Re: possible deadlock in send_sigio

From: Waiman Long
Date: Mon Jun 15 2020 - 13:14:14 EST


On 6/15/20 12:49 PM, Matthew Wilcox wrote:
On Fri, Jun 12, 2020 at 03:01:01PM +0800, Boqun Feng wrote:
On the archs using QUEUED_RWLOCKS, read_lock() is not always a recursive
read lock, actually it's only recursive if in_interrupt() is true. So
change the annotation accordingly to catch more deadlocks.
[...]

+#ifdef CONFIG_LOCKDEP
+/*
+ * read_lock() is recursive if:
+ * 1. We force lockdep think this way in selftests or
+ * 2. The implementation is not queued read/write lock or
+ * 3. The locker is at an in_interrupt() context.
+ */
+static inline bool read_lock_is_recursive(void)
+{
+ return force_read_lock_recursive ||
+ !IS_ENABLED(CONFIG_QUEUED_RWLOCKS) ||
+ in_interrupt();
+}
I'm a bit uncomfortable with having the _lockdep_ definition of whether
a read lock is recursive depend on what the _implementation_ is.
The locking semantics should be the same, no matter which architecture
you're running on. If we rely on read locks being recursive in common
code then we have a locking bug on architectures which don't use queued
rwlocks.

I don't know whether we should just tell the people who aren't using
queued rwlocks that they have a new requirement or whether we should
say that read locks are never recursive, but having this inconsistency
is not a good idea!

Actually, qrwlock is more restrictive. It is possible that systems with qrwlock may hit deadlock which doesn't happens in other systems that use recursive rwlock. However, the current lockdep code doesn't detect those cases.

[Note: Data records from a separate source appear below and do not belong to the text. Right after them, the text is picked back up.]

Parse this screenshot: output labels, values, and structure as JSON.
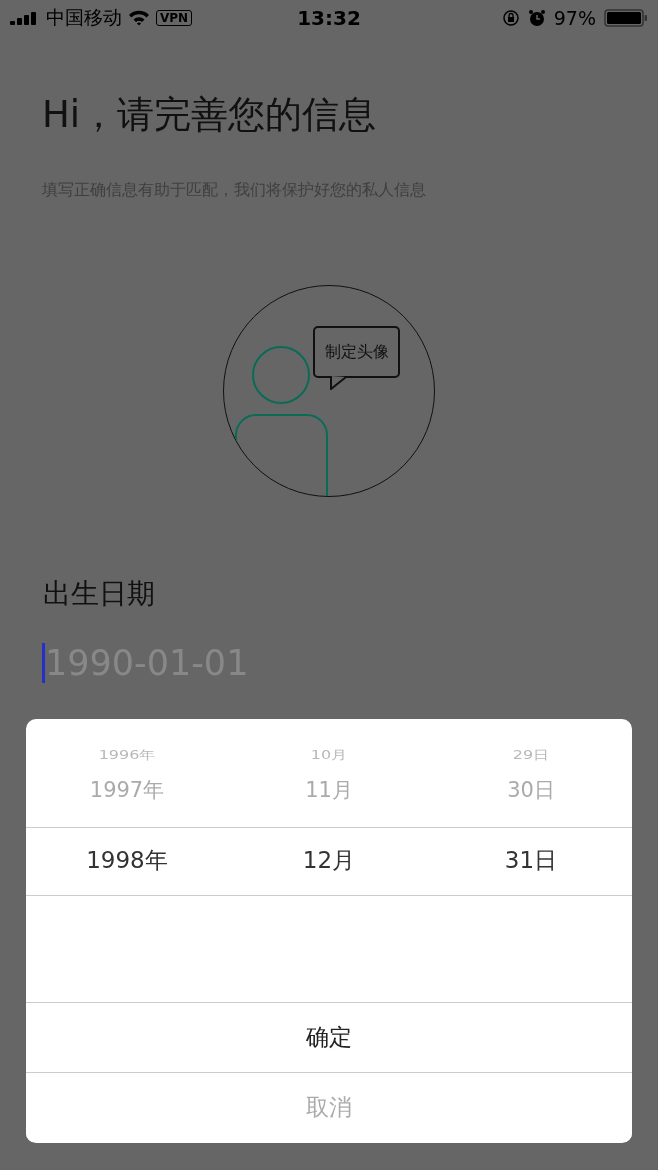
{
  "status_bar": {
    "carrier": "中国移动",
    "vpn": "VPN",
    "time": "13:32",
    "battery": "97%"
  },
  "title": "Hi，请完善您的信息",
  "subtitle": "填写正确信息有助于匹配，我们将保护好您的私人信息",
  "avatar": {
    "bubble": "制定头像"
  },
  "birth_date": {
    "label": "出生日期",
    "placeholder": "1990-01-01"
  },
  "picker": {
    "columns": [
      {
        "items": [
          {
            "label": "1996年",
            "selected": false
          },
          {
            "label": "1997年",
            "selected": false
          },
          {
            "label": "1998年",
            "selected": true
          }
        ]
      },
      {
        "items": [
          {
            "label": "10月",
            "selected": false
          },
          {
            "label": "11月",
            "selected": false
          },
          {
            "label": "12月",
            "selected": true
          }
        ]
      },
      {
        "items": [
          {
            "label": "29日",
            "selected": false
          },
          {
            "label": "30日",
            "selected": false
          },
          {
            "label": "31日",
            "selected": true
          }
        ]
      }
    ],
    "buttons": [
      {
        "label": "确定",
        "disabled": false
      },
      {
        "label": "取消",
        "disabled": true
      }
    ]
  }
}
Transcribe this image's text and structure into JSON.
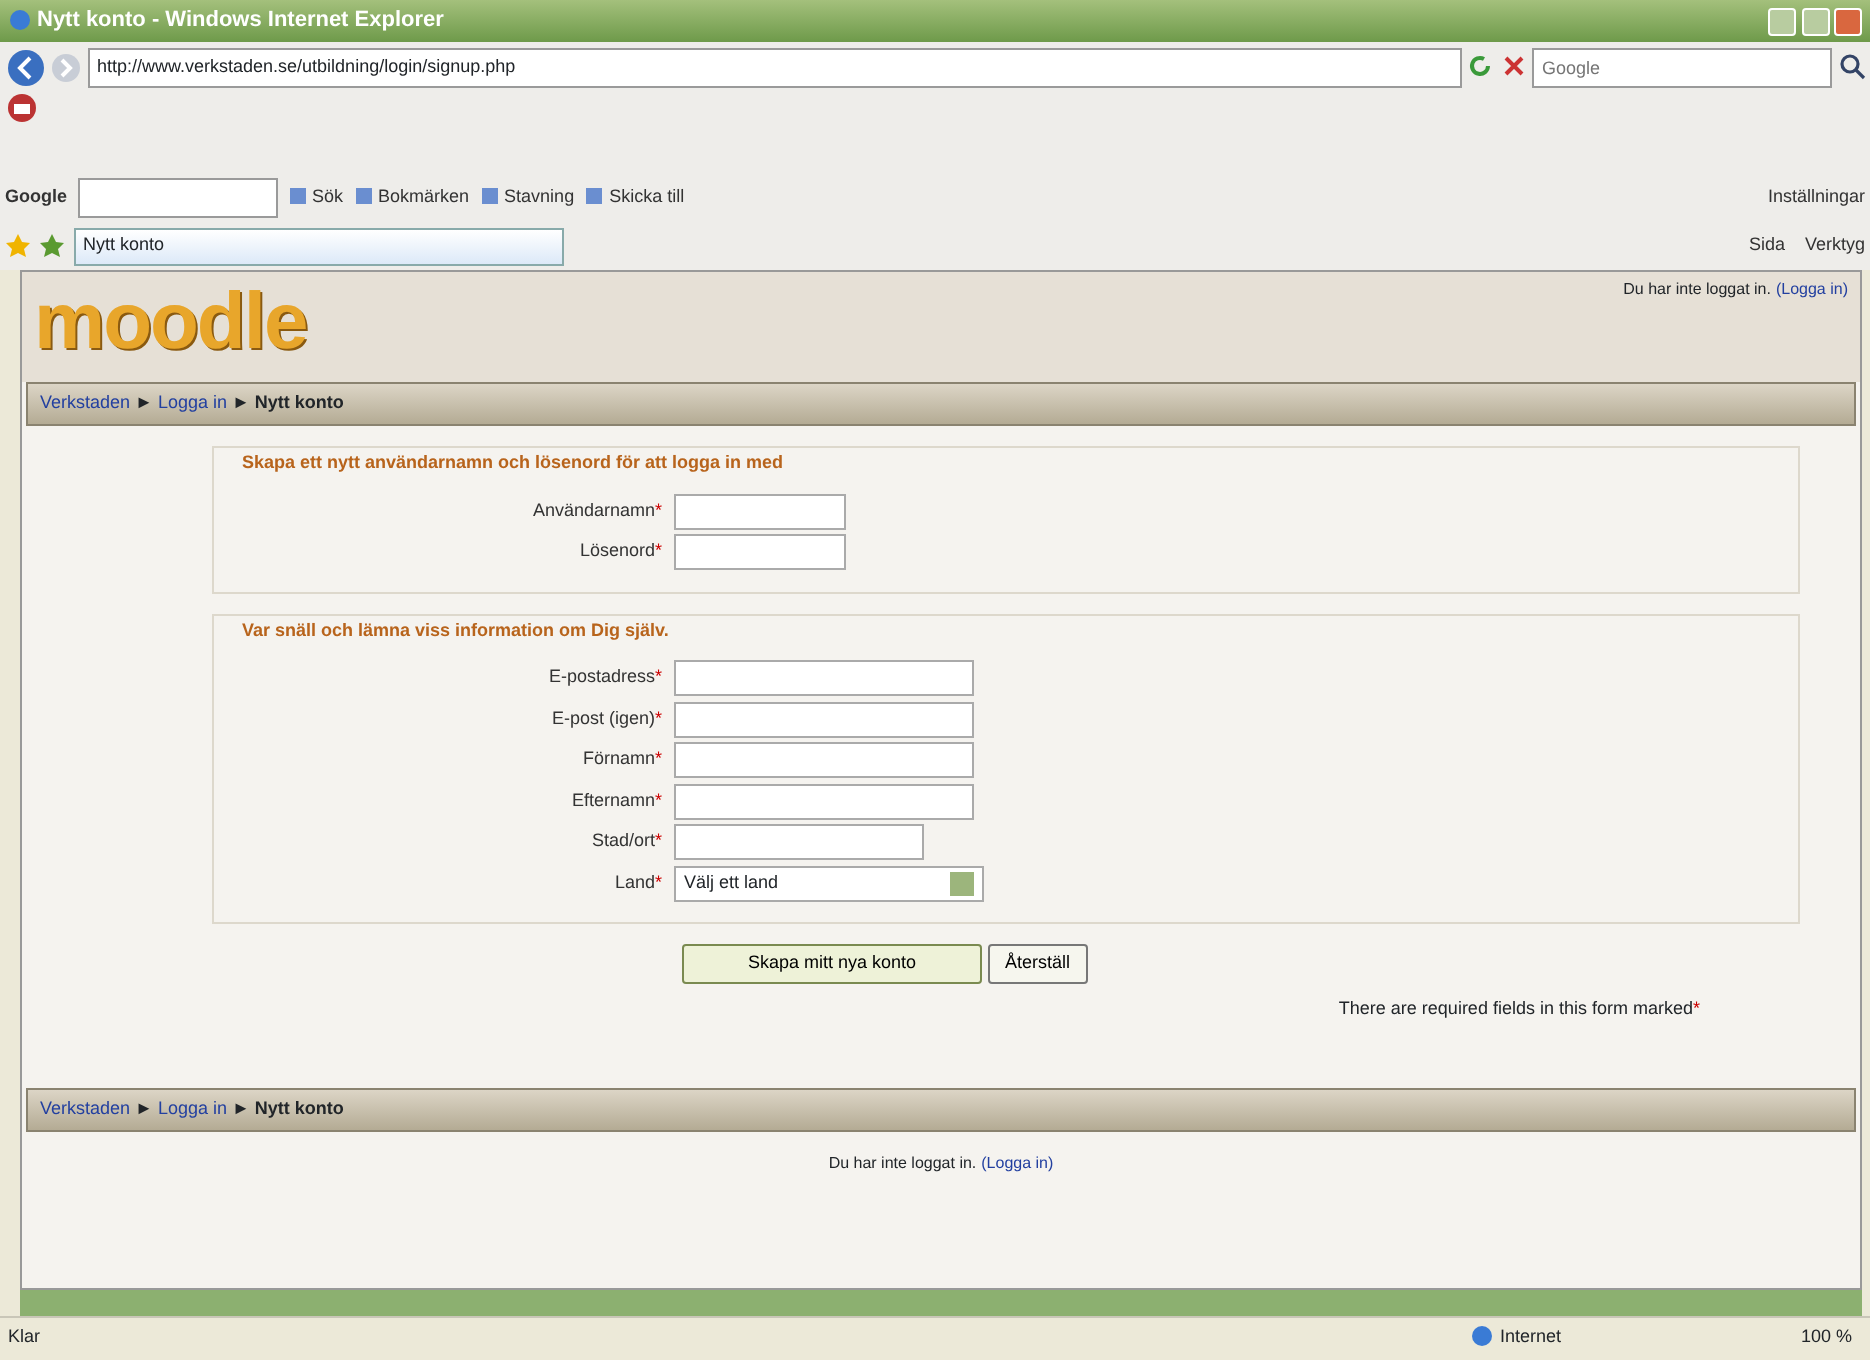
{
  "window": {
    "title": "Nytt konto - Windows Internet Explorer"
  },
  "address_bar": {
    "url": "http://www.verkstaden.se/utbildning/login/signup.php"
  },
  "search": {
    "placeholder": "Google"
  },
  "google_toolbar": {
    "brand": "Google",
    "items": [
      {
        "label": "Sök"
      },
      {
        "label": "Bokmärken"
      },
      {
        "label": "Stavning"
      },
      {
        "label": "Skicka till"
      }
    ],
    "settings": "Inställningar"
  },
  "tabs": [
    {
      "label": "Nytt konto",
      "selected": true
    }
  ],
  "command_bar": {
    "items": [
      {
        "label": "Sida"
      },
      {
        "label": "Verktyg"
      }
    ]
  },
  "page": {
    "logo": "moodle",
    "login_info": {
      "text": "Du har inte loggat in.",
      "link": "(Logga in)"
    },
    "breadcrumb": [
      {
        "label": "Verkstaden",
        "link": true
      },
      {
        "label": "Logga in",
        "link": true
      },
      {
        "label": "Nytt konto",
        "link": false
      }
    ],
    "separator": "►",
    "sections": [
      {
        "legend": "Skapa ett nytt användarnamn och lösenord för att logga in med",
        "fields": [
          {
            "label": "Användarnamn",
            "mark": "*",
            "kind": "short"
          },
          {
            "label": "Lösenord",
            "mark": "*",
            "kind": "short"
          }
        ]
      },
      {
        "legend": "Var snäll och lämna viss information om Dig själv.",
        "fields": [
          {
            "label": "E-postadress",
            "mark": "*",
            "kind": "long"
          },
          {
            "label": "E-post (igen)",
            "mark": "*",
            "kind": "long"
          },
          {
            "label": "Förnamn",
            "mark": "*",
            "kind": "long"
          },
          {
            "label": "Efternamn",
            "mark": "*",
            "kind": "long"
          },
          {
            "label": "Stad/ort",
            "mark": "*",
            "kind": "medium"
          },
          {
            "label": "Land",
            "mark": "*",
            "kind": "select",
            "value": "Välj ett land"
          }
        ]
      }
    ],
    "buttons": [
      {
        "label": "Skapa mitt nya konto",
        "kind": "primary"
      },
      {
        "label": "Återställ",
        "kind": "plain"
      }
    ],
    "required_note": {
      "text": "There are required fields in this form marked",
      "mark": "*"
    },
    "footer_breadcrumb": [
      {
        "label": "Verkstaden",
        "link": true
      },
      {
        "label": "Logga in",
        "link": true
      },
      {
        "label": "Nytt konto",
        "link": false
      }
    ],
    "footer_login": {
      "text": "Du har inte loggat in.",
      "link": "(Logga in)"
    }
  },
  "status_bar": {
    "text": "Klar",
    "zone": "Internet",
    "zoom": "100 %"
  }
}
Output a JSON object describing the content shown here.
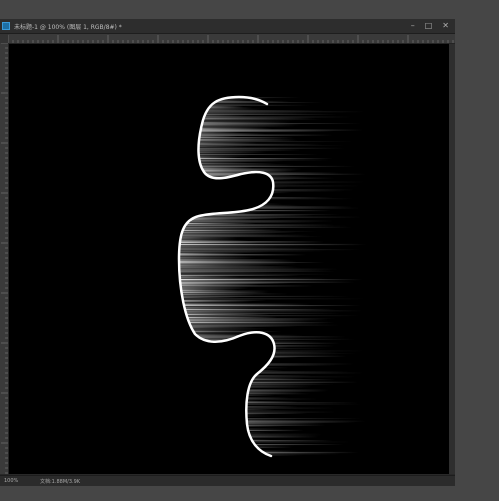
{
  "document": {
    "title": "未标题-1 @ 100% (图层 1, RGB/8#) *",
    "window_controls": [
      "–",
      "□",
      "✕"
    ]
  },
  "status": {
    "zoom": "100%",
    "doc_info": "文档:1.88M/3.9K"
  },
  "colors": {
    "canvas": "#000000",
    "stroke": "#ffffff",
    "panel": "#282828",
    "app_icon": "#1d6fa5"
  },
  "canvas_content": {
    "shape": "puzzle-piece-outline",
    "effect": "horizontal motion streak lines"
  }
}
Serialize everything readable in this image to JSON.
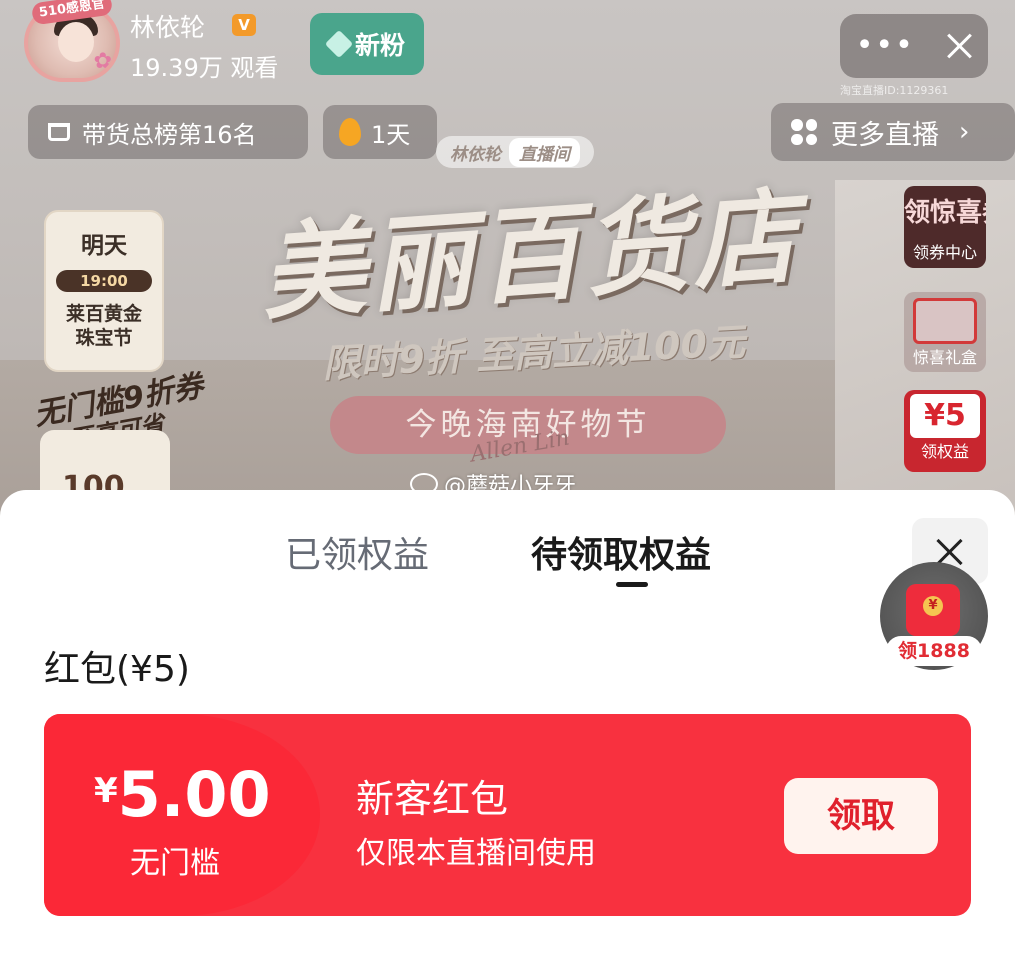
{
  "header": {
    "avatar_badge": "510感恩官",
    "streamer_name": "林依轮",
    "verified_mark": "V",
    "viewers": "19.39万 观看",
    "new_fans_label": "新粉",
    "more_label": "•••",
    "room_id": "淘宝直播ID:1129361"
  },
  "pills": {
    "rank": "带货总榜第16名",
    "streak": "1天",
    "more_live": "更多直播"
  },
  "banner": {
    "tag_name": "林依轮",
    "tag_live": "直播间",
    "title": "美丽百货店",
    "subtitle": "限时9折 至高立减100元",
    "event": "今晚海南好物节",
    "signature": "Allen Lin",
    "watermark": "@蘑菇小牙牙"
  },
  "left_cards": {
    "day": "明天",
    "time": "19:00",
    "event_line1": "莱百黄金",
    "event_line2": "珠宝节",
    "coupon_title": "无门槛9折券",
    "coupon_sub": "至高可省",
    "amount": "100"
  },
  "side_cards": {
    "coupon_center_big": "领惊喜券",
    "coupon_center_label": "领券中心",
    "gift_label": "惊喜礼盒",
    "benefit_amount": "¥5",
    "benefit_label": "领权益"
  },
  "sheet": {
    "tabs": [
      {
        "label": "已领权益",
        "active": false
      },
      {
        "label": "待领取权益",
        "active": true
      }
    ],
    "section_title": "红包(¥5)",
    "float_label": "领1888",
    "coupon": {
      "currency": "¥",
      "value": "5.00",
      "threshold": "无门槛",
      "name": "新客红包",
      "description": "仅限本直播间使用",
      "button": "领取"
    }
  },
  "colors": {
    "coupon_bg": "#f8313f",
    "button_text": "#e0202c",
    "new_fans_bg": "#4aa58c"
  }
}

Changing lockdep to only use qrwlock semantics can be problematic as the code hunk in locking selftest is due to the fact that it assumes recursive lock. So we need to change that. Anyway, this patch can allow us to see if current qrwlock semantics may have potential deadlock problem in the current code. I actually have bug report about deadlock due to qrwlock semantics in RHEL7. So I would certainly like to see if the current upstream code may have also this kind of problem.

Cheers,
Longman